Ryan Longwell:  “The night before, we sat in a meeting and Coach (Leslie) Frazier said there are some leaks in the roof and there was a chance the game could be delayed, but we were told not to worry because the roof was structurally sound.  Those were the last parting words before we went to bed. When I got up and turned on the TV, I couldn’t believe what I was seeing. It’s not like it happened at midnight. It happened at 5 in the morning. People start showing up for the game about 7 a.m. and working down on the field. Our first bus gets there at 8. We weren’t that far off from potentially being right out where the roof collapsed. Then you started thinking about worst-case scenarios. That’s when it started getting scary.  At the end of the day, nobody died and nobody got hurt, so that’s a blessing.  You can’t help but wonder what could have happened, but I think everybody who was on that team was just thankful that it happened during the night and not when there were people down on that field doing their jobs that could have been hurt or even killed.”

Lorenzo Booker:  “We were told that the game was going to be pushed back because there was a bunch snow on the roof.  It hadn’t collapsed yet, but there was enough snow on the roof that they figured there was the possibility of hazard. They said they game would probably be pushed back to Sunday night or Monday, but it was still supposed to played at the Metrodome. It was a crazy few hours that next morning. We were told the roof had collapsed and that the Giants were stranded in Kansas City, so the game couldn’t be played that day. Everything got in motion over the next six or seven hours and that was when they came up with the idea of playing it in Detroit.”

Chris Kluwe:  “I woke up in the hotel and checked my phone and heard about it on Twitter.  I had considered that it could happen because it is an inflatable roof, but I always figured they would have precautions to prevent that from happening.”

Phil Loadholt:  “I woke up and had a text message from Jimmy Kennedy, he was always kind of the breaking-news guy on the team, telling me to turn on the TV.  I was in shock when I saw it.

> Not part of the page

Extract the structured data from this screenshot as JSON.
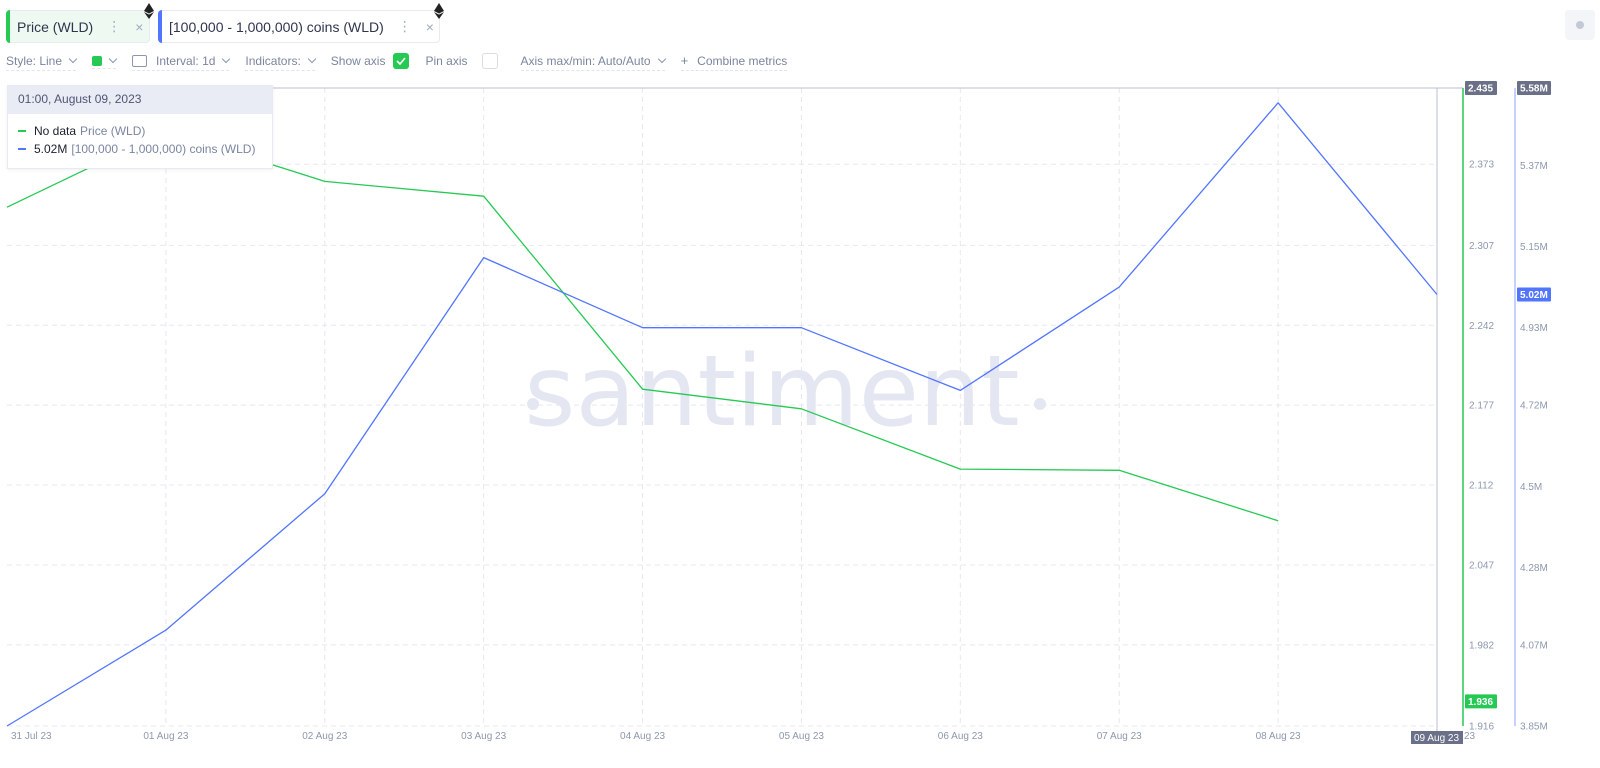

My first thought was that it could have really hurt somebody and, if it had happened (during a game), all we could have done was hope we were on the other side of the field.”

Erin Henderson:  “My mind was blown.  It was kind of like, ‘Now what?’ I guess we needed more stuff to deal with, as if we didn’t have enough already over the previous three months. You need to have a routine that you do week-in, week-out. We had seen a lot of distractions, but this one was off the page. We’re creatures of habit, so when that happened, we were all pretty lost as to what to do.”

Kenny Onatolu:  “I just thought it was crazy.  When I first saw it, I thought it was a trick like you see in the movies. Once I figured out this is for real, I was imagining what would have happened had we been in there when it happened. It would have been chaos. I just sat on my bed in the hotel watching it over and over, just shaking my head.”

Charlie Johnson (who was with the Colts):  “I didn’t find out about it until the next day after practice.  I knew the stadium was old, but I thought the technology or architecture would be better because it’s in Minnesota and you expect a lot of snow here. You would have thought it would have been a little stronger. When I saw the video on SportsCenter, I couldn’t believe it.”